Marijuana is still a Schedule I drug in the eyes of the federal government. This classification means, as far as the government is concerned:

  1. There is no accepted medical use,
  2. It has a high potential for abuse,
  3. It is among “the most dangerous drugs of all the drug schedules with potentially severe psychological or physical dependence.”

For all the success medicinal marijuana has found with state legalization, this classification makes many hospitals fearful that, should laws change or the federal government crackdown on state legalization, they could find themselves facing severe fines, prison, and even the loss of their hospital. Most opioids, whose addictive properties have caused a crisis throughout the region, is classified as a Schedule II drug and far less regulated than marijuana.

These federal regulations also mean that cannabis research is far less concrete or reliable than many believe. There are many anecdotal stories of marijuana’s success with a number of conditions. However, while it is undoubtedly effective at pain management for chronic conditions, there is a severe lack of data proving its effectiveness in other areas. Those who fund medicals studies are hesitant to encourage studies on a drug that is still illegal in the eyes of the federal government.

In spite of these concerns, the first medicinal marijuana sales will begin at these three locations:

  • Cresco Labs’ CY+ Dispensary, 180 Main St., in Wintersville,
  • The Forest Sandusky, 1672 Tiffin Ave., Sandusky,
  • Ohio Valley Natural Relief LLC, 840 Canton Road, Wintersville.
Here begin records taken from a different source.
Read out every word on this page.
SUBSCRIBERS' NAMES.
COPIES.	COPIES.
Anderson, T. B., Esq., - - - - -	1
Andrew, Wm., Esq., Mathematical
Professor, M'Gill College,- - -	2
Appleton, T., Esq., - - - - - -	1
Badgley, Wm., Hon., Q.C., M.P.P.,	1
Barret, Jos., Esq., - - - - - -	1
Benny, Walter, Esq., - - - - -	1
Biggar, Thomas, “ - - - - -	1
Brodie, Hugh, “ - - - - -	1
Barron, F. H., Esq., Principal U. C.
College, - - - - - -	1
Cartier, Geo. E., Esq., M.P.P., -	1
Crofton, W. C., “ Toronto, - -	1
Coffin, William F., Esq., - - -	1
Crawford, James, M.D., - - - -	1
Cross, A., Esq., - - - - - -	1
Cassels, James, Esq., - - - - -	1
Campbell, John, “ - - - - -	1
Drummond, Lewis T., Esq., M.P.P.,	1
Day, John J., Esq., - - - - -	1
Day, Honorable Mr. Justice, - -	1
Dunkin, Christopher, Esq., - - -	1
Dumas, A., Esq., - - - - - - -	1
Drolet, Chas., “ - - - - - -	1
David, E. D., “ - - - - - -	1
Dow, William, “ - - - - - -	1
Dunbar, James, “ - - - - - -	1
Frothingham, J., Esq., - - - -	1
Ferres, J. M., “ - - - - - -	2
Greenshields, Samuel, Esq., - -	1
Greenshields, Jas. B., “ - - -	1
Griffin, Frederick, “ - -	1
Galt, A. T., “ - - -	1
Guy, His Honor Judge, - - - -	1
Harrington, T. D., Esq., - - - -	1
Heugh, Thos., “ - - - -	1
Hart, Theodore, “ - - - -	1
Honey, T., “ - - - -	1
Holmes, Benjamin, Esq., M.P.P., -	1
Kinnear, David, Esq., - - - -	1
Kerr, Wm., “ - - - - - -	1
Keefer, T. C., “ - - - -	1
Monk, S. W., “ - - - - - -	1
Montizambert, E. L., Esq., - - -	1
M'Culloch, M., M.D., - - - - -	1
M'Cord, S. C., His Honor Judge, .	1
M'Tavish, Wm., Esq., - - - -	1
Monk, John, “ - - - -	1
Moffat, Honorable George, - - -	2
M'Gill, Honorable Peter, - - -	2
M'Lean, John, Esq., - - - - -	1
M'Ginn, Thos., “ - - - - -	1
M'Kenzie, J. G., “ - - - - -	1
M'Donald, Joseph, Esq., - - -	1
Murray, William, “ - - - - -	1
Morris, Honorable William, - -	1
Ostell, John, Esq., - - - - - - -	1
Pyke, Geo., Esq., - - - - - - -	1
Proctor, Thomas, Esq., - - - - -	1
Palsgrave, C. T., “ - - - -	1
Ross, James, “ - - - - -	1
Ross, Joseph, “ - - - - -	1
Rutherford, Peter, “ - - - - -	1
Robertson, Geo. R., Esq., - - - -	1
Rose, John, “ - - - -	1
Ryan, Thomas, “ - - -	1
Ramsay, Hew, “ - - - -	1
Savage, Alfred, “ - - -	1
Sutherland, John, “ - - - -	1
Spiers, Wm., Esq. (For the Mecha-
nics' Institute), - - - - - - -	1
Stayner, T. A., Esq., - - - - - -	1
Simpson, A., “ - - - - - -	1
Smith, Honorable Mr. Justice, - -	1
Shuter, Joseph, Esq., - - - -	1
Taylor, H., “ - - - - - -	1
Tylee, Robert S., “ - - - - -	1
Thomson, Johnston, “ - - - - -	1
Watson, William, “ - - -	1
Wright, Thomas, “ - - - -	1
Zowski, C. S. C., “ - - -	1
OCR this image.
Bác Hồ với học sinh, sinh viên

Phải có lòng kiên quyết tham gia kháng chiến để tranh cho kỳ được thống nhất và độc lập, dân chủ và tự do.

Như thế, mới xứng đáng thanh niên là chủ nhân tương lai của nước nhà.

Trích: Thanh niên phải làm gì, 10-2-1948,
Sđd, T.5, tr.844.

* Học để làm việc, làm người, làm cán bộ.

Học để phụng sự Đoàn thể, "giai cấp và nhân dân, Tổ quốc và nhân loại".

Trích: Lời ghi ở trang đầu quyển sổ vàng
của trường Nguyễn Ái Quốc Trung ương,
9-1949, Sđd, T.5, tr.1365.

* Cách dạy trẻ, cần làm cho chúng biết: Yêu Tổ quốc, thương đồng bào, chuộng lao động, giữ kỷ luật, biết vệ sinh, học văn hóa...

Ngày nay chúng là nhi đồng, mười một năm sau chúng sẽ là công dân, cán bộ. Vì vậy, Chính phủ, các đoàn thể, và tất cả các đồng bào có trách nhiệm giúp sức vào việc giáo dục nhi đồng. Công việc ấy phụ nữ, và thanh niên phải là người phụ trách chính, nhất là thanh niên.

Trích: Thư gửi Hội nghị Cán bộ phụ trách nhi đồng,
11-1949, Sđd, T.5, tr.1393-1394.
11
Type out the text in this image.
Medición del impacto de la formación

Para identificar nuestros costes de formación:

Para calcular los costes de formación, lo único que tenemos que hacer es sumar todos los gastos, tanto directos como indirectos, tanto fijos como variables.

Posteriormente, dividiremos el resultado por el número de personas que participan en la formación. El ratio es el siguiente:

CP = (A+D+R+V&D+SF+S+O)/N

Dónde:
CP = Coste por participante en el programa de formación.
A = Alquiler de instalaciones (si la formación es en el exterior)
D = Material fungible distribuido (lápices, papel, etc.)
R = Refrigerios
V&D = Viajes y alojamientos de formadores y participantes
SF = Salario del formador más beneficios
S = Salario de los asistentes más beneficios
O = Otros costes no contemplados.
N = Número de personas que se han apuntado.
Initially, marijuana will only be available in the form of “flower.” These are also referred to as “buds” and are the most common form of marijuana consumption. Though they can be imbibed via inhalation, it is still illegal to smoke marijuana in Ohio. Instead, there are a variety of ways in which a “flower” can be ingested for a similar effect.

Other forms of the drug will become available in the coming months.